This sounds like a recipe for career bureaucrats to delay action and fragment the patient population into small, disenfranchised subgroups.
I'm not arguing about the science, I'm concerned about the administrative take-home message. What I saw at the end of the workshop showed the transformation already in progress. Experienced players of bureaucratic blood sports can play this hand blindfolded.If we want to find solutions, then we need clinically homogeneous samples. That means subtyping is rather important.
When you have studies claiming that ~2% of the population have CFS, you realise that studying these groups as if they all have the same pathology is probably a mistake.
hmm, ancientdays and I just said the opposite.

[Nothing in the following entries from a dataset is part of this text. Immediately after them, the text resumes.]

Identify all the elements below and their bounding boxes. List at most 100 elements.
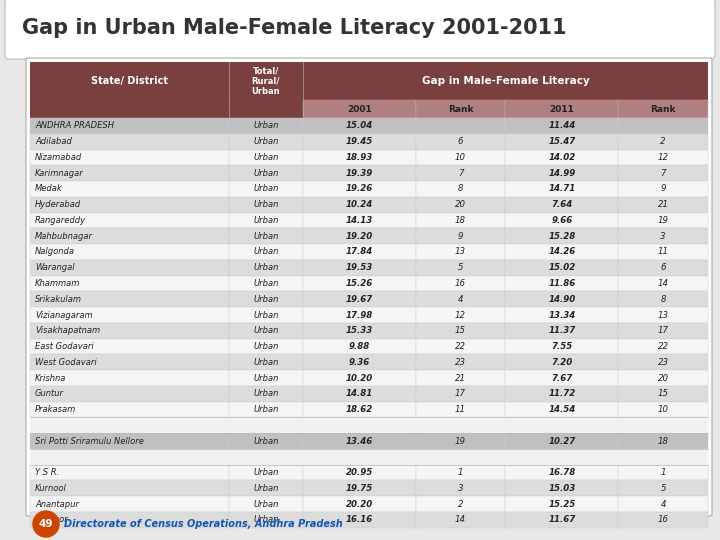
Text: 7: 7 xyxy=(660,168,666,178)
Bar xyxy=(618,354,708,370)
Text: Adilabad: Adilabad xyxy=(35,137,72,146)
Bar xyxy=(229,386,302,402)
Bar xyxy=(302,354,415,370)
Bar xyxy=(302,386,415,402)
Text: Guntur: Guntur xyxy=(35,389,64,399)
Text: Urban: Urban xyxy=(253,326,279,335)
Bar xyxy=(302,292,415,307)
Bar xyxy=(505,150,618,165)
Text: 8: 8 xyxy=(458,185,463,193)
Bar xyxy=(302,512,415,528)
Bar xyxy=(618,150,708,165)
Bar xyxy=(30,197,229,213)
Bar xyxy=(415,228,505,244)
Text: 19.39: 19.39 xyxy=(346,168,373,178)
FancyBboxPatch shape xyxy=(26,58,712,516)
Bar xyxy=(302,244,415,260)
Bar xyxy=(229,181,302,197)
Bar xyxy=(229,228,302,244)
Text: 7.20: 7.20 xyxy=(552,358,572,367)
Bar xyxy=(229,62,302,100)
Bar xyxy=(229,433,302,449)
Bar xyxy=(618,512,708,528)
Text: 8: 8 xyxy=(660,295,666,303)
Bar xyxy=(229,481,302,496)
Text: Hyderabad: Hyderabad xyxy=(35,200,81,209)
Text: 9.36: 9.36 xyxy=(348,358,370,367)
Bar xyxy=(618,275,708,292)
Bar xyxy=(30,181,229,197)
Text: Prakasam: Prakasam xyxy=(35,405,76,414)
Text: 11: 11 xyxy=(455,405,466,414)
Bar xyxy=(505,354,618,370)
Bar xyxy=(302,100,415,118)
Text: 15.03: 15.03 xyxy=(548,484,575,493)
Bar xyxy=(505,496,618,512)
Bar xyxy=(618,481,708,496)
Text: Urban: Urban xyxy=(253,200,279,209)
Text: 20.95: 20.95 xyxy=(346,468,373,477)
Text: Medak: Medak xyxy=(35,185,63,193)
Text: 7: 7 xyxy=(458,168,463,178)
Bar xyxy=(415,323,505,339)
Text: 7.67: 7.67 xyxy=(552,374,572,382)
Text: 16.16: 16.16 xyxy=(346,515,373,524)
Bar xyxy=(415,433,505,449)
Text: 23: 23 xyxy=(657,358,669,367)
Bar xyxy=(415,307,505,323)
Text: East Godavari: East Godavari xyxy=(35,342,94,351)
Bar xyxy=(302,465,415,481)
Bar xyxy=(415,386,505,402)
Bar xyxy=(618,339,708,354)
Text: 5: 5 xyxy=(660,484,666,493)
Text: 19.67: 19.67 xyxy=(346,295,373,303)
Text: 1: 1 xyxy=(458,468,463,477)
Bar xyxy=(415,197,505,213)
Bar xyxy=(505,244,618,260)
Text: 19.26: 19.26 xyxy=(346,185,373,193)
Bar xyxy=(505,165,618,181)
Text: 13.34: 13.34 xyxy=(548,310,575,320)
Text: State/ District: State/ District xyxy=(91,76,168,86)
Text: 16: 16 xyxy=(657,515,669,524)
Text: 15.25: 15.25 xyxy=(548,500,575,509)
Bar xyxy=(415,465,505,481)
Bar xyxy=(229,307,302,323)
Text: 2: 2 xyxy=(458,500,463,509)
Text: 18.62: 18.62 xyxy=(346,405,373,414)
Bar xyxy=(415,481,505,496)
Text: 16: 16 xyxy=(455,279,466,288)
Text: 15: 15 xyxy=(657,389,669,399)
Bar xyxy=(618,307,708,323)
Text: 12: 12 xyxy=(657,153,669,162)
Text: 9: 9 xyxy=(458,232,463,241)
Bar xyxy=(618,181,708,197)
Bar xyxy=(618,386,708,402)
Bar xyxy=(229,134,302,150)
Text: 9.88: 9.88 xyxy=(348,342,370,351)
Text: Urban: Urban xyxy=(253,389,279,399)
Bar xyxy=(302,481,415,496)
Bar xyxy=(618,465,708,481)
Bar xyxy=(302,402,415,417)
Text: 14.54: 14.54 xyxy=(548,405,575,414)
Text: 19.45: 19.45 xyxy=(346,137,373,146)
Text: Anantapur: Anantapur xyxy=(35,500,79,509)
Text: 4: 4 xyxy=(458,295,463,303)
Text: 15.02: 15.02 xyxy=(548,263,575,272)
Text: Warangal: Warangal xyxy=(35,263,75,272)
Text: Srikakulam: Srikakulam xyxy=(35,295,82,303)
Bar xyxy=(30,354,229,370)
Text: 17: 17 xyxy=(657,326,669,335)
Text: Urban: Urban xyxy=(253,247,279,256)
Bar xyxy=(30,118,229,134)
Text: 19.53: 19.53 xyxy=(346,263,373,272)
Bar xyxy=(30,244,229,260)
Bar xyxy=(30,260,229,275)
Text: 18.93: 18.93 xyxy=(346,153,373,162)
Text: 15.47: 15.47 xyxy=(548,137,575,146)
Bar xyxy=(30,100,229,118)
Text: 14.71: 14.71 xyxy=(548,185,575,193)
Bar xyxy=(229,496,302,512)
Bar xyxy=(30,433,229,449)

I agree that "small, disenfranchised subgroups" of people with actual ME/CFS with PEM and cognitive dysfunction is a bad idea.
I was just thinking that stratifying the CF-plus-ME population that many groups like to study under the title of CFS would be good because then you could differentiate the CF from ME/CFS instead of having ME/CFS swallowed by the larger CF population. Or in some populations it would be obvious that there were no ME patients when the study authors wanted to say their results applied (or, since they failed to adopt the new standard, they might actually be properly ignored from reviews and meta-analysis).
And as Klimas said, there might be different treatments needed for various subgroups.
I do agree that campaigning together and keeping our cohesiveness (such as it is) is a strength we should attempt to reinforce and capitalize on.
edit: and I agree with heapsreal, too!